From dissertation to children’s book

Müller developed the idea for this story during a study stay in Mexico, where she became acquainted with the death cult of the Día de Muertos. “The inclusion of death into the everyday life of people, the capacity for intense joy and melancholy, have always fascinated me”, she says. Out of this fascination arose initially not a children’s book but scholarly work. In an Andean village in Bolivia, Müller pursued the subject and wrote a PhD dissertation on it. It was only later that she developed the character of Felipa. “With this book, I would like to give families in Germany the opportunity to talk about death and bereavement, through the help of the distance provided by the setting in the foreign country of Bolivia”, explains Müller.
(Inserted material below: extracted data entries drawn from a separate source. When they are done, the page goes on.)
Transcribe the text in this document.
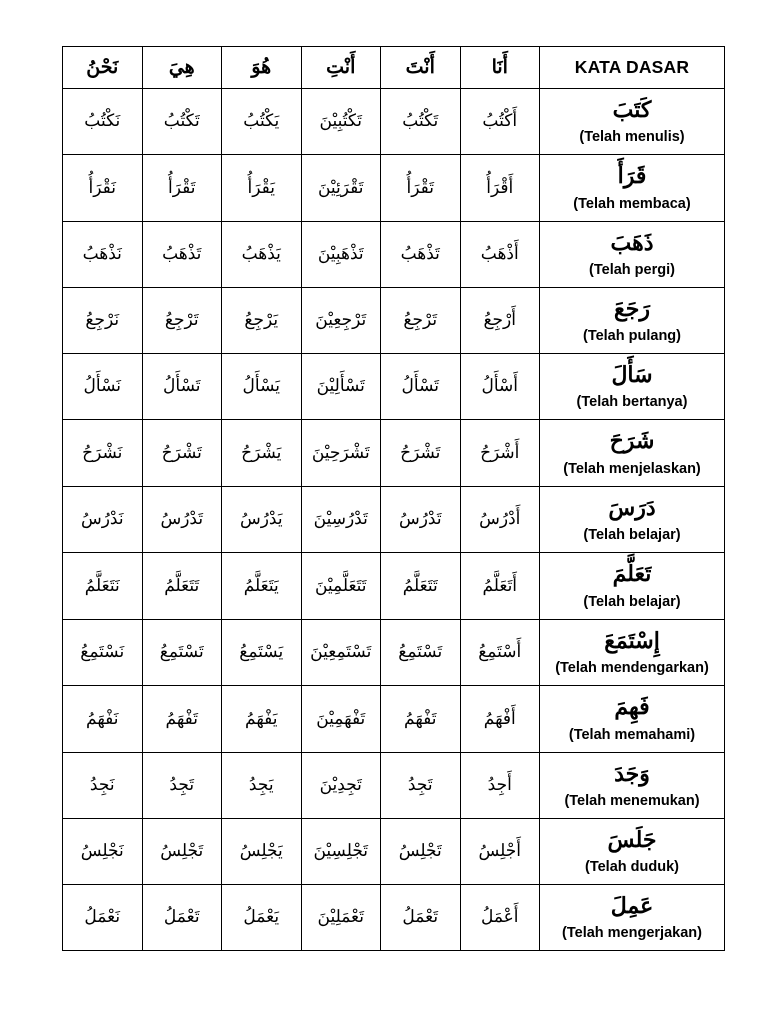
نَحْنُ	هِيَ	هُوَ	أَنْتِ	أَنْتَ	أَنَا	KATA DASAR
نَكْتُبُ	تَكْتُبُ	يَكْتُبُ	تَكْتُبِيْنَ	تَكْتُبُ	أَكْتُبُ	كَتَبَ
(Telah menulis)

نَقْرَأُ	تَقْرَأُ	يَقْرَأُ	تَقْرَئِيْنَ	تَقْرَأُ	أَقْرَأُ	قَرَأَ
(Telah membaca)

نَذْهَبُ	تَذْهَبُ	يَذْهَبُ	تَذْهَبِيْنَ	تَذْهَبُ	أَذْهَبُ	ذَهَبَ
(Telah pergi)

نَرْجِعُ	تَرْجِعُ	يَرْجِعُ	تَرْجِعِيْنَ	تَرْجِعُ	أَرْجِعُ	رَجَعَ
(Telah pulang)

نَسْأَلُ	تَسْأَلُ	يَسْأَلُ	تَسْأَلِيْنَ	تَسْأَلُ	أَسْأَلُ	سَأَلَ
(Telah bertanya)

نَشْرَحُ	تَشْرَحُ	يَشْرَحُ	تَشْرَحِيْنَ	تَشْرَحُ	أَشْرَحُ	شَرَحَ
(Telah menjelaskan)

نَدْرُسُ	تَدْرُسُ	يَدْرُسُ	تَدْرُسِيْنَ	تَدْرُسُ	أَدْرُسُ	دَرَسَ
(Telah belajar)

نَتَعَلَّمُ	تَتَعَلَّمُ	يَتَعَلَّمُ	تَتَعَلَّمِيْنَ	تَتَعَلَّمُ	أَتَعَلَّمُ	تَعَلَّمَ
(Telah belajar)

نَسْتَمِعُ	تَسْتَمِعُ	يَسْتَمِعُ	تَسْتَمِعِيْنَ	تَسْتَمِعُ	أَسْتَمِعُ	إِسْتَمَعَ
(Telah mendengarkan)

نَفْهَمُ	تَفْهَمُ	يَفْهَمُ	تَفْهَمِيْنَ	تَفْهَمُ	أَفْهَمُ	فَهِمَ
(Telah memahami)

نَجِدُ	تَجِدُ	يَجِدُ	تَجِدِيْنَ	تَجِدُ	أَجِدُ	وَجَدَ
(Telah menemukan)

نَجْلِسُ	تَجْلِسُ	يَجْلِسُ	تَجْلِسِيْنَ	تَجْلِسُ	أَجْلِسُ	جَلَسَ
(Telah duduk)

نَعْمَلُ	تَعْمَلُ	يَعْمَلُ	تَعْمَلِيْنَ	تَعْمَلُ	أَعْمَلُ	عَمِلَ
(Telah mengerjakan)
People in many Western countries, she thinks, have lost the rituals surrounding death. “I believe this sometimes makes a society really poor – and it can actually even make the individual ill.”

For children with handicaps

An inspiration for Müller’s work has been her son Willi, who was born with Down syndrome. He was the model for the picture book Planet Willi. In this book Müller’s style of illustration changes, with much sharper contours and many details. “This is because I designed the book for children who can’t speak well or not at all.” Pictures bear their own story, which can work without language. Müller also writes newspaper columns. Not always politically correct, but all the more honest for that, they are about the varied and crazy life of, in Müller’s own words, her “hyper-normal” family. Her latest book, Wo ein Willi ist, ist auch ein Weg (Where There’s a Willi, There’s a Way), is also about the question of how a working mother masters everyday life with a handicapped son and an inexhaustibly creative daughter. The answer is simple: amazingly well.